First-quarter UK GDP growth comes out on Wednesday. Analysts forecast that the economy slumped 2.3%, the worst quarter since the global financial crisis. This is believed to be just a taster of truly gargantuan drops in the second quarter when the nation was completely locked down.
It seems unlikely that this preliminary first-quarter figure will cause any discomfort among investors. They are well aware that the economy has been on ice; plenty of other astronomically poor data releases have been taken in stride. Global stock markets ticked higher last week despite the worst ever US jobs number. Nonfarm payrolls showed the US economy shed 20.5 million jobs in April. This was nevertheless better than the expected 22-million drop, yet these numbers are always heavily altered after later revisions, so it’s best not to cling to the initial reading. It’s a terrible time for the labour market, but we’re all pretty aware of that. What’s worse is that the effects of the pandemic and the lockdown have been incredibly regressive.

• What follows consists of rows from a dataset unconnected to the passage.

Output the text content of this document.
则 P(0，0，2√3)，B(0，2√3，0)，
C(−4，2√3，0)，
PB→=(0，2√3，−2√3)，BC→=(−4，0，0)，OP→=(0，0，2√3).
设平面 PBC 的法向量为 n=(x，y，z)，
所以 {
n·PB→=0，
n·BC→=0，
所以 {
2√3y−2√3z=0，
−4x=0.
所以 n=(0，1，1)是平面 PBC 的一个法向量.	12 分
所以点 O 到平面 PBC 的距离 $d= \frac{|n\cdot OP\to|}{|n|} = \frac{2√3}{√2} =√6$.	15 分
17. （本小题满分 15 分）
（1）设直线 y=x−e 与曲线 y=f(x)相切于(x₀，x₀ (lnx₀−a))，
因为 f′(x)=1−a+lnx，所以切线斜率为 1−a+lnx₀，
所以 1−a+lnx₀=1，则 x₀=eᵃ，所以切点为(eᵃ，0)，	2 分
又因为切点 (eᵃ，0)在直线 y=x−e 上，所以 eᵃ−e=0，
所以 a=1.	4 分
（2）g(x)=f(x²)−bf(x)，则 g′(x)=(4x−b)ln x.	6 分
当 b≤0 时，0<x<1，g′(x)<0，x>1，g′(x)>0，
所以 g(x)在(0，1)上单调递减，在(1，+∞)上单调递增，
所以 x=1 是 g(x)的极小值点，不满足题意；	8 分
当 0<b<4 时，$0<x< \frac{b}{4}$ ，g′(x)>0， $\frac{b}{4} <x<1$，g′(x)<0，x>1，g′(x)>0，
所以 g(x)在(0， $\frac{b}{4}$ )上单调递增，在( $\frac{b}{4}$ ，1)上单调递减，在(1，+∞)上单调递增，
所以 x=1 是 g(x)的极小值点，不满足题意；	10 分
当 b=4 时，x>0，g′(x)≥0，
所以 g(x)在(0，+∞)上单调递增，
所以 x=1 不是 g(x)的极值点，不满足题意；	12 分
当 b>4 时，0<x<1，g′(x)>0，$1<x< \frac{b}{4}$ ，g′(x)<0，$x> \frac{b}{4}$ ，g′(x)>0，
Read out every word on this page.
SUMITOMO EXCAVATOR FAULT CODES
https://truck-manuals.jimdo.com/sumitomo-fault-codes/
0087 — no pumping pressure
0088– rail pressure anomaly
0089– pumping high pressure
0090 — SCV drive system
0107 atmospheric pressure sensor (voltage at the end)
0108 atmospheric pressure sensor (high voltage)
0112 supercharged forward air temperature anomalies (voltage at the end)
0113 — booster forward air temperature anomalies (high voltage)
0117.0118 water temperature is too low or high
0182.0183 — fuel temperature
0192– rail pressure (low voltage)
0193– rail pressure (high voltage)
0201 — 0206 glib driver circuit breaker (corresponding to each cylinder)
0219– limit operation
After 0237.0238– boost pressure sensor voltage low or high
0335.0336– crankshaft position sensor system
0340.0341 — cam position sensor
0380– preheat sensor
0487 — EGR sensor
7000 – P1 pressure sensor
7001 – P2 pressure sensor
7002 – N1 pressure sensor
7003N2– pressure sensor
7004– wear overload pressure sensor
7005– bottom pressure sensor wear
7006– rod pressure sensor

While the number of unemployed has shot through the roof, the average hourly US wage has jumped almost 8% on a year ago. The low-paid are the ones tumbling out of work in their millions while many well-paid have been shielded. This will no doubt cause political problems if it can’t be corrected or addressed by policy. Meanwhile, company earnings tended to beat the gloomy forecasts. That was good news at least, especially when coupled with tentative relaxations of lockdowns around the world.
On Thursday, the Bank of England’s (BoE) monetary policy committee voted unanimously to keep interest rates at 0.1% and 7-2 to continue with the £200bn quantitative easing programme. The dissenters were arguing for the bank to make £100bn more in purchases. The BoE also outlined a “plausible illustrative example” of how it expects the UK economy to perform against the backdrop of COVID-19. While it sees GDP contracting by around 14% in 2020 and unemployment reaching 9%, it believes the recovery to be sharp and V-shaped with the severe contraction in March and April beginning to stabilise in May. It expects the economy to expand strongly in 2021, albeit it caveats that there are huge uncertainties around any forecast at this early stage.
The BoE has also suggested that many smaller UK companies are ill prepared for significant cash flow shortfalls stretching beyond even a few months, even with the support of the furlough scheme and other measures. To be fair, a lot of large companies will be in similarly difficult situations. We believe the post-COVID world, when it arrives, may have to deal with large amounts of stranded assets left over from failed businesses: aircraft, commercial real estate, factories, vehicles and equipment. How will this affect the value of assets, the cost of doing business and the ability for new competitors to create low-cost competitors to the dominant businesses of today? If you can hire a whole bunch of people at lower rates than those that prevailed before the corona crisis and pick up assets for a song, you could knock out companies already reeling from the pandemic’s body blows. For some companies, the end of the lockdown won’t be the end of their woes.